なるほど、と思ってしまう。突拍子もないし、確証もないが、状況証拠的に認めざるを得ないようだ。

「そう言われると納得せざるを得ないな。」

「私達魔法少女が戦う相手は街中にも現れるから、衆人に見られても彼等が何も違和感を感じないように魔法がかけられているの。」

「ちょっと待て、魔法少女が何かと戦ってるなんて、現実でそんな話聞いた事ないぞ。」

「うん、そりゃそうだよ。だって私達が戦う相手は数十年前に根絶したもん。その後大規模な隠蔽工作も行われたし。」

「あー、つまりあれか、お前達はワクチンみたいなものなのか。」

「理解が早くて助かるわ。」

 つまりは、いつ敵が復活しても大丈夫なように魔法少女の育成だけは続けているという事だろう。ご苦労な事だ。
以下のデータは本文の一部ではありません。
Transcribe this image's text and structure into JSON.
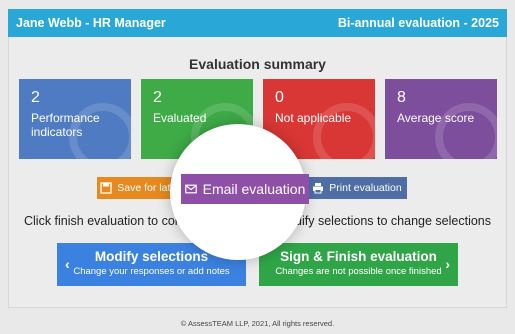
{
  "header": {
    "user_title": "Jane Webb - HR Manager",
    "evaluation_title": "Bi-annual evaluation - 2025"
  },
  "summary": {
    "title": "Evaluation summary",
    "cards": [
      {
        "value": "2",
        "label": "Performance indicators",
        "color": "#4e7bc2"
      },
      {
        "value": "2",
        "label": "Evaluated",
        "color": "#3eab47"
      },
      {
        "value": "0",
        "label": "Not applicable",
        "color": "#d93735"
      },
      {
        "value": "8",
        "label": "Average score",
        "color": "#7d4e9c"
      }
    ]
  },
  "actions": {
    "save_label": "Save for later",
    "email_label": "Email evaluation",
    "print_label": "Print evaluation"
  },
  "instructions": {
    "left_text": "Click finish evaluation to complet",
    "right_text": "modify selections to change selections"
  },
  "buttons": {
    "modify_title": "Modify selections",
    "modify_subtitle": "Change your responses or add notes",
    "finish_title": "Sign & Finish evaluation",
    "finish_subtitle": "Changes are not possible once finished"
  },
  "footer": {
    "copyright": "© AssessTEAM LLP, 2021, All rights reserved."
  }
}
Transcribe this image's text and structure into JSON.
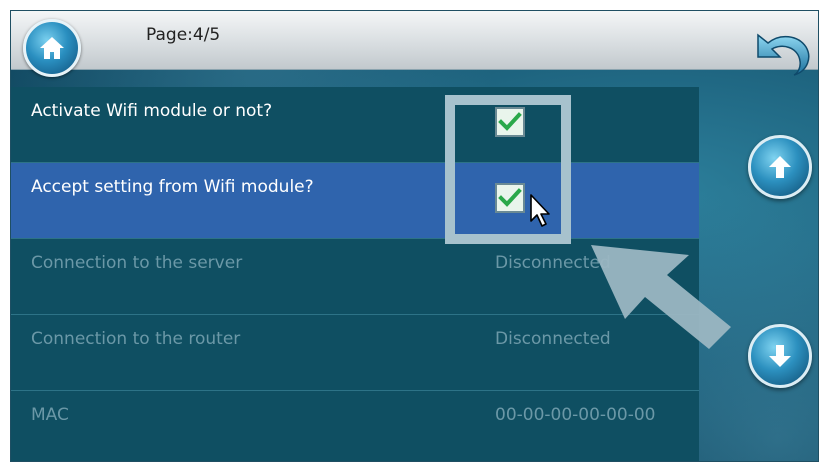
{
  "header": {
    "page_label": "Page:4/5"
  },
  "icons": {
    "home": "home-icon",
    "back": "undo-arrow-icon",
    "up": "arrow-up-icon",
    "down": "arrow-down-icon",
    "check": "checkmark-icon"
  },
  "colors": {
    "row_bg": "#0f4f62",
    "selected_bg": "#2f64ad",
    "check": "#2aa84a",
    "highlight": "#a7c2cd"
  },
  "settings": [
    {
      "label": "Activate Wifi module or not?",
      "checked": true
    },
    {
      "label": "Accept setting from Wifi module?",
      "checked": true
    },
    {
      "label": "Connection to the server",
      "value": "Disconnected"
    },
    {
      "label": "Connection to the router",
      "value": "Disconnected"
    },
    {
      "label": "MAC",
      "value": "00-00-00-00-00-00"
    }
  ]
}
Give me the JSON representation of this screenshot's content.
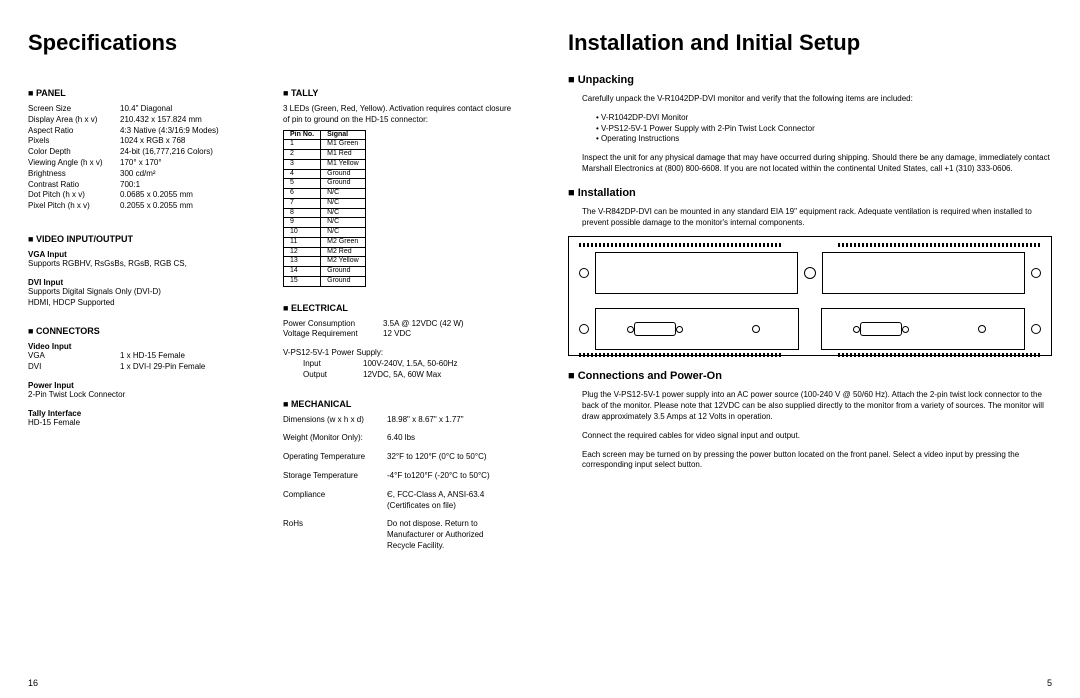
{
  "left": {
    "title": "Specifications",
    "page_num": "16",
    "panel": {
      "heading": "PANEL",
      "rows": [
        {
          "label": "Screen Size",
          "val": "10.4\" Diagonal"
        },
        {
          "label": "Display Area (h x v)",
          "val": "210.432 x 157.824 mm"
        },
        {
          "label": "Aspect Ratio",
          "val": "4:3 Native (4:3/16:9 Modes)"
        },
        {
          "label": "Pixels",
          "val": "1024 x RGB x 768"
        },
        {
          "label": "Color Depth",
          "val": "24-bit (16,777,216 Colors)"
        },
        {
          "label": "Viewing Angle (h x v)",
          "val": "170° x 170°"
        },
        {
          "label": "Brightness",
          "val": "300 cd/m²"
        },
        {
          "label": "Contrast Ratio",
          "val": "700:1"
        },
        {
          "label": "Dot Pitch (h x v)",
          "val": "0.0685 x 0.2055 mm"
        },
        {
          "label": "Pixel Pitch (h x v)",
          "val": "0.2055 x 0.2055 mm"
        }
      ]
    },
    "video_io": {
      "heading": "VIDEO INPUT/OUTPUT",
      "vga_head": "VGA Input",
      "vga_line": "Supports RGBHV, RsGsBs, RGsB, RGB CS,",
      "dvi_head": "DVI Input",
      "dvi_line1": "Supports Digital Signals Only (DVI-D)",
      "dvi_line2": "HDMI, HDCP Supported"
    },
    "connectors": {
      "heading": "CONNECTORS",
      "vi_head": "Video Input",
      "vga_row": {
        "label": "VGA",
        "val": "1 x HD-15 Female"
      },
      "dvi_row": {
        "label": "DVI",
        "val": "1 x DVI-I 29-Pin Female"
      },
      "power_head": "Power Input",
      "power_val": "2-Pin Twist Lock Connector",
      "tally_head": "Tally Interface",
      "tally_val": "HD-15 Female"
    },
    "tally": {
      "heading": "TALLY",
      "desc": "3 LEDs (Green, Red, Yellow). Activation requires contact closure of pin to ground on the HD-15 connector:",
      "th1": "Pin No.",
      "th2": "Signal",
      "rows": [
        {
          "pin": "1",
          "sig": "M1 Green"
        },
        {
          "pin": "2",
          "sig": "M1 Red"
        },
        {
          "pin": "3",
          "sig": "M1 Yellow"
        },
        {
          "pin": "4",
          "sig": "Ground"
        },
        {
          "pin": "5",
          "sig": "Ground"
        },
        {
          "pin": "6",
          "sig": "N/C"
        },
        {
          "pin": "7",
          "sig": "N/C"
        },
        {
          "pin": "8",
          "sig": "N/C"
        },
        {
          "pin": "9",
          "sig": "N/C"
        },
        {
          "pin": "10",
          "sig": "N/C"
        },
        {
          "pin": "11",
          "sig": "M2 Green"
        },
        {
          "pin": "12",
          "sig": "M2 Red"
        },
        {
          "pin": "13",
          "sig": "M2 Yellow"
        },
        {
          "pin": "14",
          "sig": "Ground"
        },
        {
          "pin": "15",
          "sig": "Ground"
        }
      ]
    },
    "electrical": {
      "heading": "ELECTRICAL",
      "rows": [
        {
          "label": "Power Consumption",
          "val": "3.5A @ 12VDC (42 W)"
        },
        {
          "label": "Voltage Requirement",
          "val": "12 VDC"
        }
      ],
      "ps_head": "V-PS12-5V-1 Power Supply:",
      "ps_rows": [
        {
          "label": "Input",
          "val": "100V-240V, 1.5A, 50-60Hz"
        },
        {
          "label": "Output",
          "val": "12VDC, 5A, 60W Max"
        }
      ]
    },
    "mechanical": {
      "heading": "MECHANICAL",
      "rows": [
        {
          "label": "Dimensions (w x h x d)",
          "val": "18.98\" x 8.67\" x 1.77\""
        },
        {
          "label": "Weight (Monitor Only):",
          "val": "6.40 lbs"
        },
        {
          "label": "Operating Temperature",
          "val": "32°F to 120°F (0°C to 50°C)"
        },
        {
          "label": "Storage Temperature",
          "val": "-4°F to120°F (-20°C to 50°C)"
        },
        {
          "label": "Compliance",
          "val": "Є, FCC-Class A, ANSI-63.4 (Certificates on file)"
        },
        {
          "label": "RoHs",
          "val": "Do not dispose. Return to Manufacturer or Authorized Recycle Facility."
        }
      ]
    }
  },
  "right": {
    "title": "Installation and Initial Setup",
    "page_num": "5",
    "unpacking": {
      "heading": "Unpacking",
      "p1": "Carefully unpack the V-R1042DP-DVI monitor and verify that the following items are included:",
      "bullets": [
        "V-R1042DP-DVI Monitor",
        "V-PS12-5V-1 Power Supply with 2-Pin Twist Lock Connector",
        "Operating Instructions"
      ],
      "p2": "Inspect the unit for any physical damage that may have occurred during shipping. Should there be any damage, immediately contact Marshall Electronics at (800) 800-6608. If you are not located within the continental United States, call +1 (310) 333-0606."
    },
    "installation": {
      "heading": "Installation",
      "p1": "The V-R842DP-DVI can be mounted in any standard EIA 19\" equipment rack. Adequate ventilation is required when installed to prevent possible damage to the monitor's internal components."
    },
    "connections": {
      "heading": "Connections and Power-On",
      "p1": "Plug the V-PS12-5V-1 power supply into an AC power source (100-240 V @ 50/60 Hz). Attach the 2-pin twist lock connector to the back of the monitor. Please note that 12VDC can be also supplied directly to the monitor from a variety of sources. The monitor will draw approximately 3.5 Amps at 12 Volts in operation.",
      "p2": "Connect the required cables for video signal input and output.",
      "p3": "Each screen may be turned on by pressing the power button located on the front panel. Select a video input by pressing the corresponding input select button."
    }
  }
}
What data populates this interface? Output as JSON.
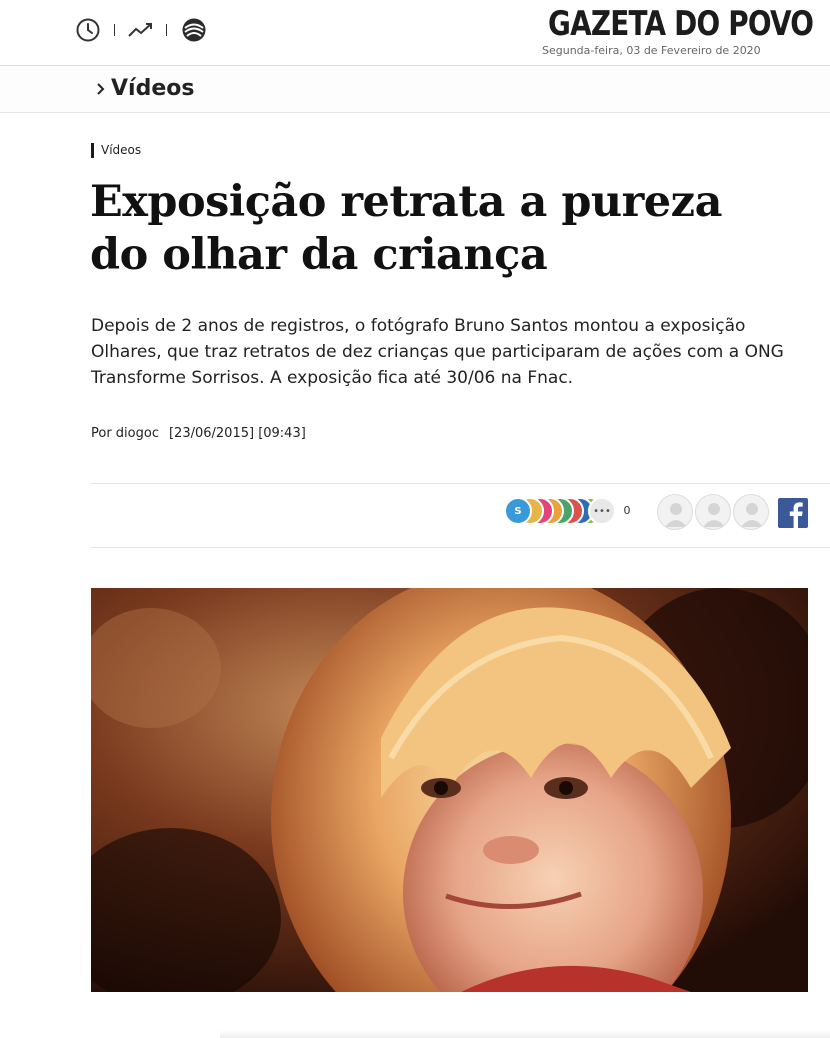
{
  "header": {
    "icons": [
      "clock-icon",
      "trending-icon",
      "gazeta-mark-icon"
    ],
    "logo_text": "GAZETA DO POVO",
    "date_text": "Segunda-feira, 03 de Fevereiro de 2020"
  },
  "section": {
    "title": "Vídeos"
  },
  "article": {
    "category": "Vídeos",
    "headline": "Exposição retrata a pureza do olhar da criança",
    "lead": "Depois de 2 anos de registros, o fotógrafo Bruno Santos montou a exposição Olhares, que traz retratos de dez crianças que participaram de ações com a ONG Transforme Sorrisos. A exposição fica até 30/06 na Fnac.",
    "byline": "Por diogoc",
    "datetime": "[23/06/2015] [09:43]"
  },
  "share": {
    "main_label": "S",
    "more_label": "•••",
    "count": "0",
    "dot_colors": [
      "#e8a33c",
      "#d9534f",
      "#4aa36b",
      "#e0457b",
      "#2f6db5",
      "#7b3fa0",
      "#e34a33",
      "#8fbc3a",
      "#555555"
    ],
    "facebook_icon": "facebook-icon",
    "avatars": [
      "user-avatar-icon",
      "user-avatar-icon",
      "user-avatar-icon"
    ]
  },
  "colors": {
    "share_main": "#3a9ad9",
    "facebook": "#3b5998"
  }
}
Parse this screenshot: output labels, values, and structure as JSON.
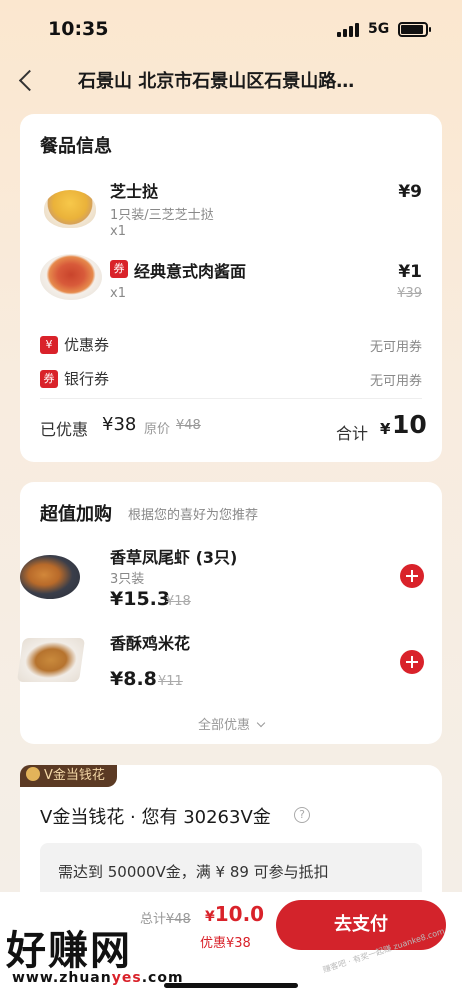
{
  "status": {
    "time": "10:35",
    "network": "5G"
  },
  "nav": {
    "title": "石景山 北京市石景山区石景山路…"
  },
  "order": {
    "title": "餐品信息",
    "items": [
      {
        "name": "芝士挞",
        "sub": "1只装/三芝芝士挞",
        "qty": "x1",
        "price": "¥9"
      },
      {
        "tag": "券",
        "name": "经典意式肉酱面",
        "qty": "x1",
        "price": "¥1",
        "original": "¥39"
      }
    ],
    "coupon": {
      "tag": "¥",
      "label": "优惠券",
      "value": "无可用券"
    },
    "bank": {
      "tag": "券",
      "label": "银行券",
      "value": "无可用券"
    },
    "saved_label": "已优惠",
    "saved_amount": "¥38",
    "original_label": "原价",
    "original_amount": "¥48",
    "total_label": "合计",
    "total_yen": "¥",
    "total_value": "10"
  },
  "addon": {
    "title": "超值加购",
    "subtitle": "根据您的喜好为您推荐",
    "items": [
      {
        "name": "香草凤尾虾 (3只)",
        "sub": "3只装",
        "price": "¥15.3",
        "original": "¥18"
      },
      {
        "name": "香酥鸡米花",
        "price": "¥8.8",
        "original": "¥11"
      }
    ],
    "more": "全部优惠"
  },
  "vgold": {
    "badge": "V金当钱花",
    "title": "V金当钱花 · 您有 30263V金",
    "help": "?",
    "note": "需达到 50000V金，满 ¥ 89 可参与抵扣"
  },
  "bottom": {
    "total_prefix": "总计",
    "total_original": "¥48",
    "final_yen": "¥",
    "final_value": "10.0",
    "discount": "优惠¥38",
    "pay": "去支付"
  },
  "watermark": {
    "big": "好赚网",
    "url_pre": "www.zhuan",
    "url_hl": "yes",
    "url_post": ".com",
    "small": "赚客吧 · 有奖一起赚 zuanke8.com"
  },
  "colors": {
    "accent": "#d9222a",
    "bg_top": "#fbe7cf"
  }
}
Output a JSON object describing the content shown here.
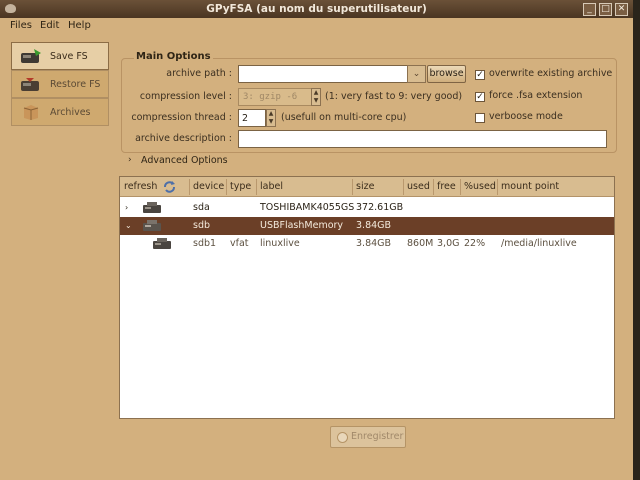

「というか、あれか……。私はこの世界の中ではイレギュラーで、相容れない存在だと思っていたんだが……世界は私が思っていたよりもおかしな世界だったんだな。」

「そういうことになるのかな?とりあえず、私には今までみたいに隠し事なんてしなくていいんだよ。」

「そうさせてもらおうかな。隠すのも案外疲れるんだ。……ところで、さっき双子の妹が居るって言ってたよな?ああいや、嫌なら別に話さなくてもいいんだが、その妹さんは今どうしてるんだ?」

 藪蛇かもしれないのを承知で先程少し引っかかった事を質問してみる。

「ああ、いいよ別に。うん。あの子はね、今も協会の高校に通ってるよ。あそこ一貫校だから。」

「なるほど。」

「あの子も私にどうしてもついていくんだって聞かなかったんだけどね、あの子私よりよっぽど魔法少女としての適性が高いから、協会がダメだって。逆に私は魔法少女としては役立たずだから、結構すんなり通ったの。」

「使える魔法がリーサルウェポン1つだけな魔法少女はそりゃな……。」

「えへへ。照れるなぁ。」

「褒めてない。」

 先程までしんみりとした空気だったのに一転して、堪えきれず2人で笑う。私がこんな風に誰かと笑うなんて何年ぶりだろうか。この目の前の魔法少女には、使える魔法がもう一つだけ他にあるのかもしれない。

気づけば日は傾き、空が茜色に染まっていた。

「じゃあまた明日、学校でね!」

 ブンブンと、大げさに手を振る魔法少女と今朝ぶつかった曲がり角で別れる。かなりの近所のようだ。もしかしたら、同じ小学校だったのかもしれない。

「……これから、騒がしくなりそうだな。」

 夕暮れともなるとまだ少し肌寒い季節、吹き抜けた春風に思わず身震いしながら呟く。さて、帰ったら夕飯と明日の弁当作らないとな。